Keeping the two layers in sync#
Remember the two synchronization layers? Here’s where they meet—and where things can go wrong if you’re not careful.
The key rule: a run should only enter the channel after the database claim is committed. Look at how findNextRun and executeRuns work together:
// findNextRun: claim via DB lock, commit, THEN return
run, _ := s.runSvc.LockRead(ctx, r.ID) // SELECT FOR UPDATE
run.Started = &now
s.runSvc.Update(ctx, run)
db.Commit(ctx) // commit FIRST
return run, nil // then return
// executeRuns: push to channel only AFTER findNextRun committed
run, _ := s.findNextRun(ctx) // already committed
s.runChan <- run // safe to push now
The order matters. If you pushed to the channel before committing, another server could claim the same run before your commit goes through—and now two workers are executing the same job.

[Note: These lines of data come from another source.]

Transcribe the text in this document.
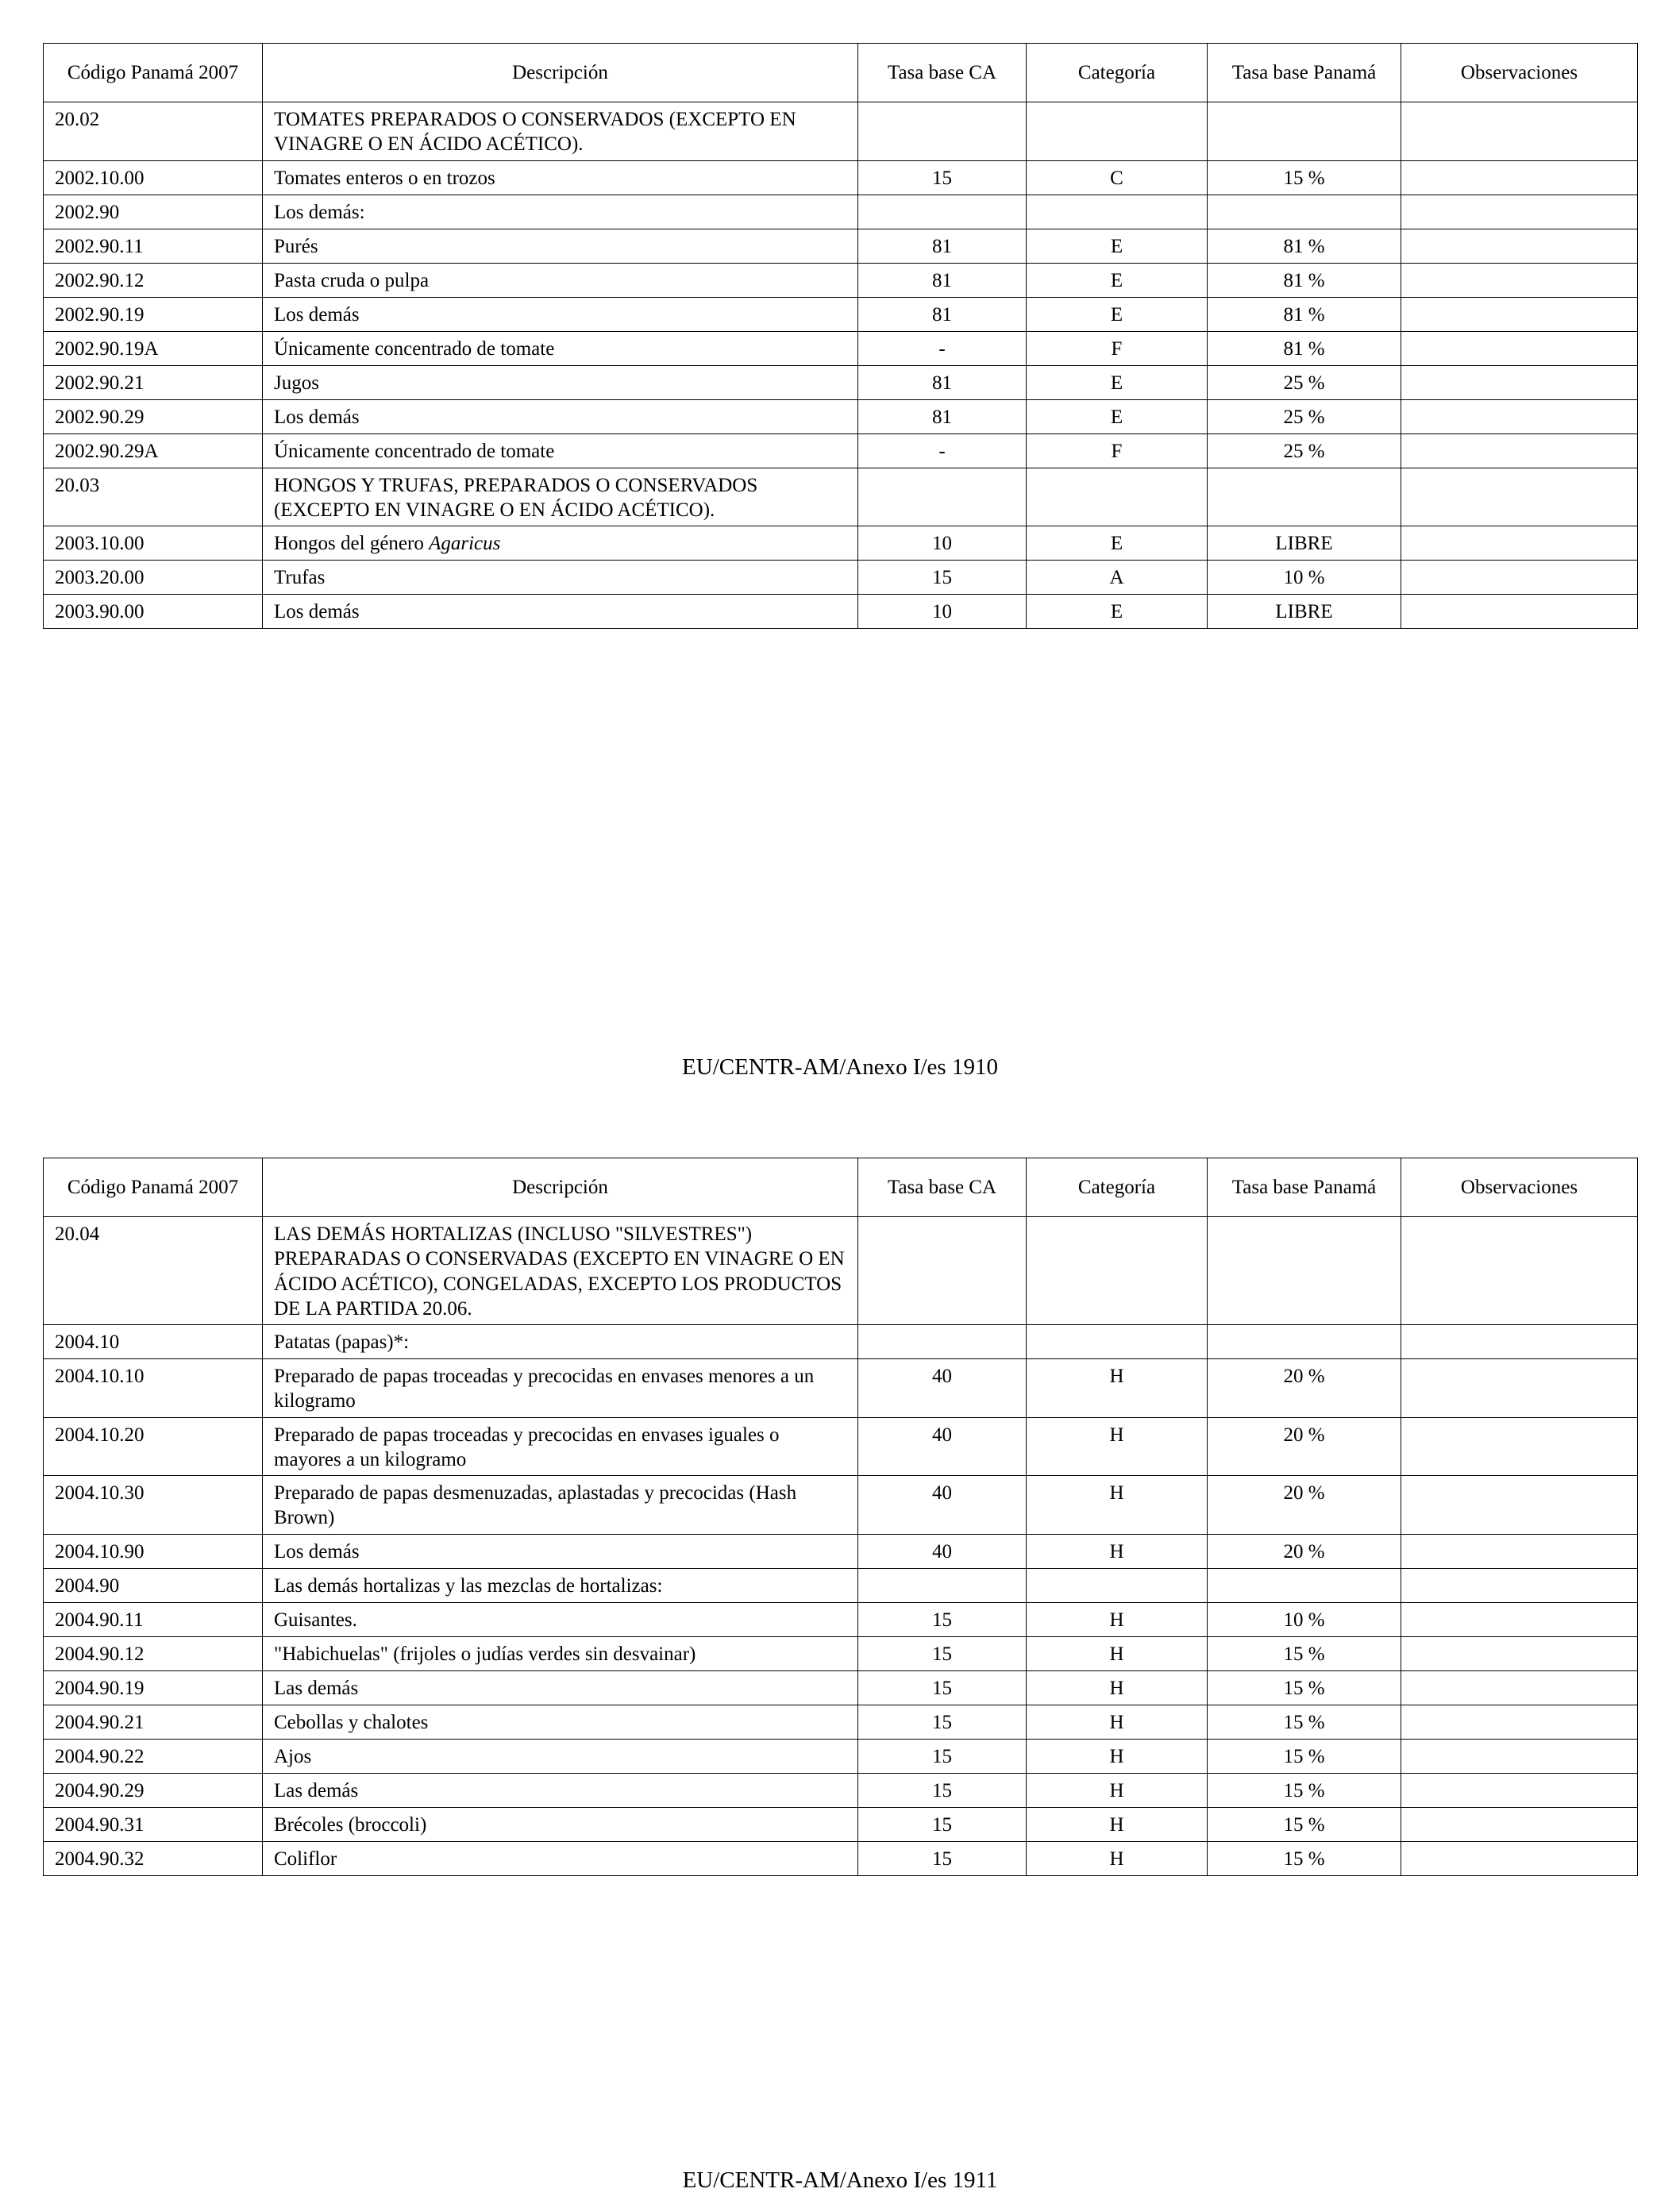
Código Panamá 2007	Descripción	Tasa base CA	Categoría	Tasa base Panamá	Observaciones
20.02	TOMATES PREPARADOS O CONSERVADOS (EXCEPTO EN VINAGRE O EN ÁCIDO ACÉTICO).				
2002.10.00	Tomates enteros o en trozos	15	C	15 %	
2002.90	Los demás:				
2002.90.11	Purés	81	E	81 %	
2002.90.12	Pasta cruda o pulpa	81	E	81 %	
2002.90.19	Los demás	81	E	81 %	
2002.90.19A	Únicamente concentrado de tomate	-	F	81 %	
2002.90.21	Jugos	81	E	25 %	
2002.90.29	Los demás	81	E	25 %	
2002.90.29A	Únicamente concentrado de tomate	-	F	25 %	
20.03	HONGOS Y TRUFAS, PREPARADOS O CONSERVADOS (EXCEPTO EN VINAGRE O EN ÁCIDO ACÉTICO).				
2003.10.00	Hongos del género Agaricus	10	E	LIBRE	
2003.20.00	Trufas	15	A	10 %	
2003.90.00	Los demás	10	E	LIBRE	
EU/CENTR-AM/Anexo I/es 1910
Código Panamá 2007	Descripción	Tasa base CA	Categoría	Tasa base Panamá	Observaciones
20.04	LAS DEMÁS HORTALIZAS (INCLUSO "SILVESTRES") PREPARADAS O CONSERVADAS (EXCEPTO EN VINAGRE O EN ÁCIDO ACÉTICO), CONGELADAS, EXCEPTO LOS PRODUCTOS DE LA PARTIDA 20.06.				
2004.10	Patatas (papas)*:				
2004.10.10	Preparado de papas troceadas y precocidas en envases menores a un kilogramo	40	H	20 %	
2004.10.20	Preparado de papas troceadas y precocidas en envases iguales o mayores a un kilogramo	40	H	20 %	
2004.10.30	Preparado de papas desmenuzadas, aplastadas y precocidas (Hash Brown)	40	H	20 %	
2004.10.90	Los demás	40	H	20 %	
2004.90	Las demás hortalizas y las mezclas de hortalizas:				
2004.90.11	Guisantes.	15	H	10 %	
2004.90.12	"Habichuelas" (frijoles o judías verdes sin desvainar)	15	H	15 %	
2004.90.19	Las demás	15	H	15 %	
2004.90.21	Cebollas y chalotes	15	H	15 %	
2004.90.22	Ajos	15	H	15 %	
2004.90.29	Las demás	15	H	15 %	
2004.90.31	Brécoles (broccoli)	15	H	15 %	
2004.90.32	Coliflor	15	H	15 %	
EU/CENTR-AM/Anexo I/es 1911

By committing first, we guarantee that by the time a run enters the channel, no other server can claim it. And if the server crashes between commit and channel push? The run has Started set but no Ended—it will be picked up on restart.
Fault tolerance#
What happens if a server crashes mid-execution?
On restart, the scheduler picks up where it left off:
for {
// Handle potentially remaining runs (if server stopped abruptly)
s.executeRuns(ctx)
// Then continue normal scheduling
s.panicSafeStart(ctx)
}
Runs that were created but never completed (or started but never finished) are still in the database with Ended = nil. They’ll be picked up and retried.
Simplicity wins#
For a small-to-medium multi-tenant SaaS running on a handful of servers, you don’t always need Kafka. You don’t always need Redis. Sometimes your database—the thing you already have, already operate, already monitor—is enough.
The key is using SELECT FOR UPDATE as a distributed lock. It’s not as scalable as a dedicated message broker, but it’s dramatically simpler. And for many applications, simplicity wins.